Les architectes sondent l’impact financier des interventions à trois degrés variés allant de la démolition totale à la réhabilitation. Avec plans d’étage et tableaux Excel à l’appui, elles font alors la démonstration que la balance penche invariablement pour la réhabilitation dans les trois scénarios étudiés, tant en termes de coût que de nombre de logements créés. Leur démonstration va jusqu’à l’étude des nouvelles formes de gestion, à travers des opérations à tiroirs, qui permettront la scission de ces immenses copropriétés et la commercialisation de logements sociaux « en diffus » afin d’apporter une mixité sociale à l’intérieur d’un même immeuble tout en diversifiant la gamme de produits immobiliers (colocations intergénérationnelles, résidences sociales ou pour des jeunes travailleurs). Elles démontrent aussi que, par le dessin de nouvelles ouvertures de façade, l’ajout de balcons et loggias, la transformation intégrale des rez-de-chaussée et du projet paysager, l’image stigmatisante de « grands ensembles » pourrait être intégralement transformée. Les plans, estimatifs de travaux et perspectives sont reçus avec enthousiasme par la maîtrise d’ouvrage : « C’est joli ! Mais c’est trop tard ». La démolition est déjà actée.
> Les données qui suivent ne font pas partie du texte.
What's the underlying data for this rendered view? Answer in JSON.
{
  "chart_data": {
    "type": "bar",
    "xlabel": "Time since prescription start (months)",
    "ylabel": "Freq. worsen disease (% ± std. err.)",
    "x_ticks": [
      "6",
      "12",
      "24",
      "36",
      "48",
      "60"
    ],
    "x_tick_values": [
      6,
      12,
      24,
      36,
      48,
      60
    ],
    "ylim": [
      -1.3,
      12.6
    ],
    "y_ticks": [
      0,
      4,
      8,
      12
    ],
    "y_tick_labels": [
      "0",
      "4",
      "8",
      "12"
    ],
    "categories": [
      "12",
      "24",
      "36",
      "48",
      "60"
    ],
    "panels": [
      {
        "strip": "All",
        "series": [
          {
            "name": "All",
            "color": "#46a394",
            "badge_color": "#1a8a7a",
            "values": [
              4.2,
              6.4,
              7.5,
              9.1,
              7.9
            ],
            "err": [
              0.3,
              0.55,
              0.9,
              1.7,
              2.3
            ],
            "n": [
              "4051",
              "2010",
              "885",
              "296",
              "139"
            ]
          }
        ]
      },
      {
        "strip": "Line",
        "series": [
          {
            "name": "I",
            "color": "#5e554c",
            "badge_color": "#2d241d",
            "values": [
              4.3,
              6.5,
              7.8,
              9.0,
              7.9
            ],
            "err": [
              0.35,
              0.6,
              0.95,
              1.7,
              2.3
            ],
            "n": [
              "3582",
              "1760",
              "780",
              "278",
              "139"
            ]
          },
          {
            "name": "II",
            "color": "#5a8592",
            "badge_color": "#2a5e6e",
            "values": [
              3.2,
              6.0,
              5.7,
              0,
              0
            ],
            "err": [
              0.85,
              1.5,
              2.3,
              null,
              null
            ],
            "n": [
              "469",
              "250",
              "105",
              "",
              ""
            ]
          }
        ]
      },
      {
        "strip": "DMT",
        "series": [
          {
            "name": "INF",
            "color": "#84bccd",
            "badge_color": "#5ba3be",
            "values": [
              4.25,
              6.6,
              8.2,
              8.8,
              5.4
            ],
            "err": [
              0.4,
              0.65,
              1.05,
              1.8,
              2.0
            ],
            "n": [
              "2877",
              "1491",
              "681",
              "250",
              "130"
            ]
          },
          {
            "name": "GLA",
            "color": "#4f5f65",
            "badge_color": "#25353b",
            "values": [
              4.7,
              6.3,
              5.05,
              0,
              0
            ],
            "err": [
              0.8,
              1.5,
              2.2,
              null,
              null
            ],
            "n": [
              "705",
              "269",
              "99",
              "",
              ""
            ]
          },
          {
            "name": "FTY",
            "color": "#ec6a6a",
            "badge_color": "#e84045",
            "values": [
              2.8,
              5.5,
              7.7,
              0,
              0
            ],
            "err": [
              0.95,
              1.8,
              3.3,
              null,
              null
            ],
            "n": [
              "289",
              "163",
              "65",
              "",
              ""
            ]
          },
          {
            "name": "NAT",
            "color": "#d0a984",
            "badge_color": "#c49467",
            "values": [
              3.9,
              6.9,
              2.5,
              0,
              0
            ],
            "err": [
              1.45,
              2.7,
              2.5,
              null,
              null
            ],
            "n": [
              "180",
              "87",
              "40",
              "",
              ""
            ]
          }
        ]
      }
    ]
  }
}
Pourtant, la violence n’a jamais soigné la violence. La disparition de ces structures massives et de leurs habitants[18] est supposée rayer l’imaginaire des grands ensembles en ruine. Le grignotage, technique de déconstruction par pelle mécanique, de ces énormes structures qui remplace aujourd’hui les explosions d’antan, reste une « exécution publique » dont le spectaculaire est censé être cathartique. Tandis que « l’art délicat de faire durer les choses[19] », la maintenance, « cet ensemble aux frontières floues, fait de tâches, de gestes, de savoir-faire[20] » est convoqué uniquement de manière transitoire, en « attendant » la démolition, passant ainsi pour insignifiant. Mais le délabrement de ces barres nous révèle un monde[21] et les « réparer » plutôt que de les faire disparaître nous oblige à comprendre et à modifier en profondeur les sources même de leur décomposition. Le métier d’architecte se métamorphose, gagne une nouvelle épaisseur, étayée par des savoir-faire, des méthodes et des actions dont la finalité est moins une œuvre architecturale que la construction d’un réseau de liens d’attention, de responsabilité et d’interdépendance entre l’humain et le monde matériel qu’il habite. La maintenance, travail politique de subsistance[22] qui enchevêtre le matériel et l’immatériel[23] devrait être la clé de voûte du renouveau urbain. Depuis la nuit des temps, la construction allie le matériau, son extraction, sa mise en œuvre et son entretien : les joints à la chaux des murs en pierre sont à refaire périodiquement. La pérennité éternelle du béton est une utopie moderne. La ville devrait être soignée par un travail de recensement et de cartographie du déjà-la « qui mise sur la précision, la délicatesse, la gentillesse, l’attention (…) à tout ce qui est existant[24] » ses qualités comme ses dysfonctionnements[25]. L’existant se révèle alors si riche et complexe que le soigner plutôt que l’anéantir devient une évidence.